American football play

The zone run in American football is a running play based on zone blocking.

==Play description==
Zone running actually has many different variations; an inside zone play or an outside zone play also sometimes wrongly labeled as the stretch (which is in fact a different play).
The difference between the three popular zone plays are the aiming point and reads for the ball carrier. While the inside zone has its first landmark around the guards original position, the outside zone aims at the off-tackle area. The stretch usually reads the force defender outside.
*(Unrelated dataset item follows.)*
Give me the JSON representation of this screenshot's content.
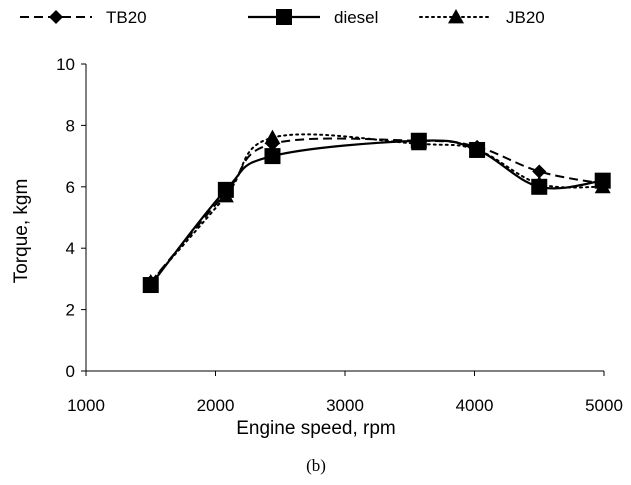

Zone blocking originates with blocking the first level (defensive line). There are usually two double teams on every zone blocking play (playside and weakside). From each double team, one of the lineman from each will work onto the next level (linebackers). Depending on the flow of the linebackers, either the drive man (inside blocker of double team) or the post man (outside man of the double team) will leave the double team in order to reach the linebacker. If the linebacker reads over the top of the double team (outside) then the post man leaves the double team in order to block the flowing linebacker. If the linebacker comes inside the double team (underneath), the drive/inside double teamer will pick up the backer. This blocking scheme creates cut-back lanes, open pockets of space through which the running back can run. Cut-back lanes are created due to an overcommitment (flow) by the defense and a seal block on the backside by linemen.
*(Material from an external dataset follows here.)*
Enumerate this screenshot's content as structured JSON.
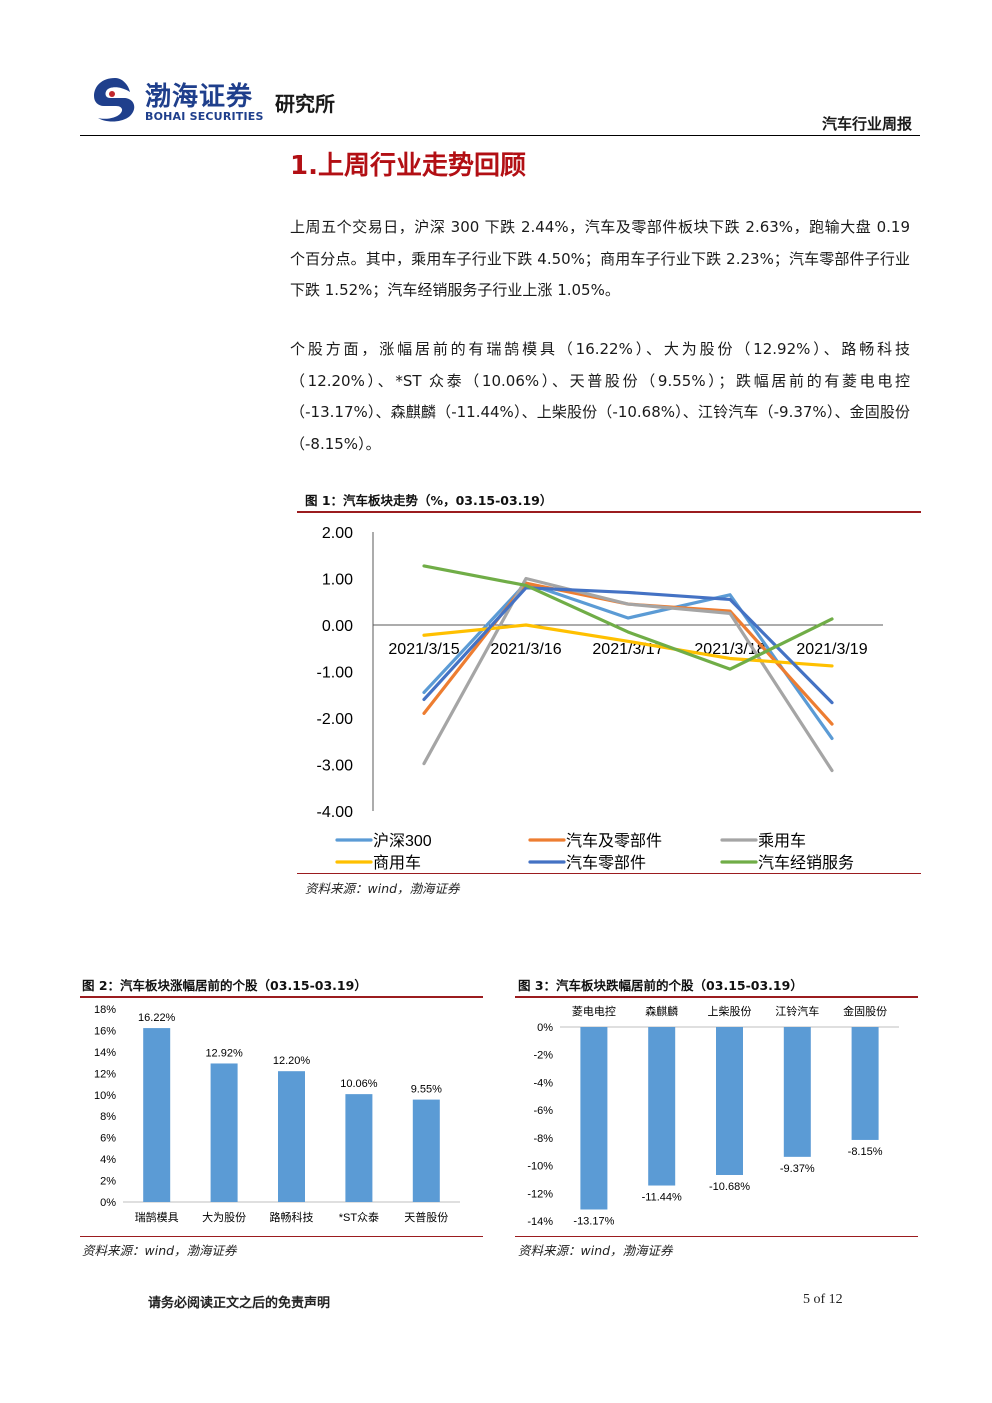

Where most plays are designed to go to a specific hole or gap along the offensive line, a zone run requires the running back to read the blocks in front of him and choose the best crease to enter. In theory this allows the offensive lineman to block the defensive linemen in whatever direction is most convenient, assuming a hole will be available somewhere.

==Users==
Most NFL and Division I NCAA football teams that rely on running the ball now use zone blocking schemes. The zone run has been made popular in the NFL and Division 1 because of advanced defenses, lateral speed of defensive players, and athleticism of offensive linemen and running backs.

===History===

The concept of zone blocking in both the run and pass game was created by Iowa coach Kirk Ferentz. However, this blocking scheme came to prominence in the modern game when used by the Denver Broncos, under offensive line coach Alex Gibbs (formerly the offensive line coach for the Seattle Seahawks), and head coach Mike Shanahan.